WATCH: Adidas Ad Promotes Biological Males Playing in Female Sports

Tiffany Abreu
The Associated Press

Adidas has unveiled a series of ads, including a feature promoting and celebrating biological male athletes who compete in women’s sports.

In the ad campaign titled “I’mPossible,” Adidas highlights a Brazilian trans athlete Tiffany Abreu as he navigates the difficult world of possessing vastly superior physical traits to pretty much everyone he’s competing against.

“It’s impossible,” says one of the ads. “To take hold of the world’s spotlight overnight. Create your own uniform. Be a cover model. A powerful athlete. Or compete as a trans woman. Impossible? No. I’mpossible.”

“Not only is she an unstoppable athlete, but she also uses her voice to encourage others to embrace their own identities,” the ad claims.

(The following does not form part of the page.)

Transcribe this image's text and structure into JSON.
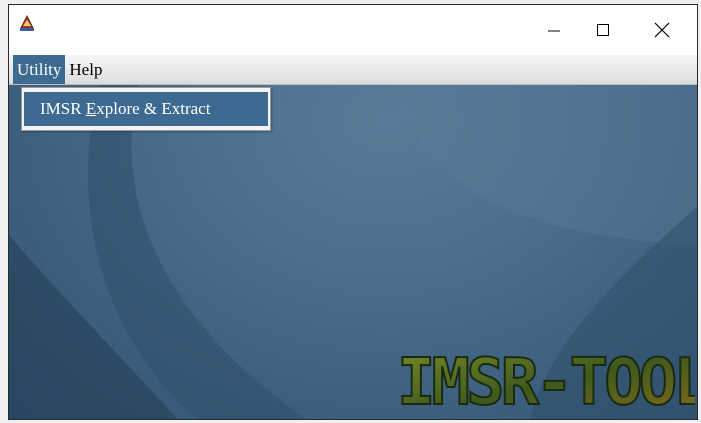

Abreu says that he plays “…for Brazil and for all trans women in the ad specific to him.” The Brazilian then finishes by saying, “My story is not impossible. Because I’m possible.”

In a sane world, Abreu’s ascendance to the Olympics and the top of Brazilian women’s volleyball would have been impossible. Males have muscular, skeletal, and cardiovascular advantages over women that cannot be entirely erased by testosterone suppressors or any form of therapy. These inherent advantages put female athletes at a distinct disadvantage when competing against men.

Those advantages have recently been put on display in women’s college swimming as Lia Thomas. Thomas, a man, left the men’s swimming team at the University of Pennsylvania after three rather unremarkable years to join the women’s team and become the most dominant performer in women’s college swimming.

Transgender swimmer Lia Thomas of Penn University and transgender swimmer Iszac Henig of Yale pose with their medals after placing first and second...

Transgender swimmer Lia Thomas. (JOSEPH PREZIOSO/AFP via Getty Images)

It also remains to be seen how Adidas reconciles its support of male athletes competing in and dominating women’s sports with the company’s supposed support of women’s rights and women’s athletics. Thomas alone has erased several women from the NCAA record books by smashing long-standing swimming records set by actual women. As Thomas’ example shows, while the left is fond of saying that only a relative few males are competing in women’s sports, it only takes one to completely reset the history books of a given sport and wipe out the life achievements of dozens of actual women.

One would think that Adidas and their corporate peers would be against canceling women since they claim to be so. However, sadly, their action in keeping up with the woke flavor of the day seems worth more to them than women’s rights.

And clearly, for biological women trying their best to make it in sports, it’s not their day.

It’s a man’s world, and Adidas seems okay with that.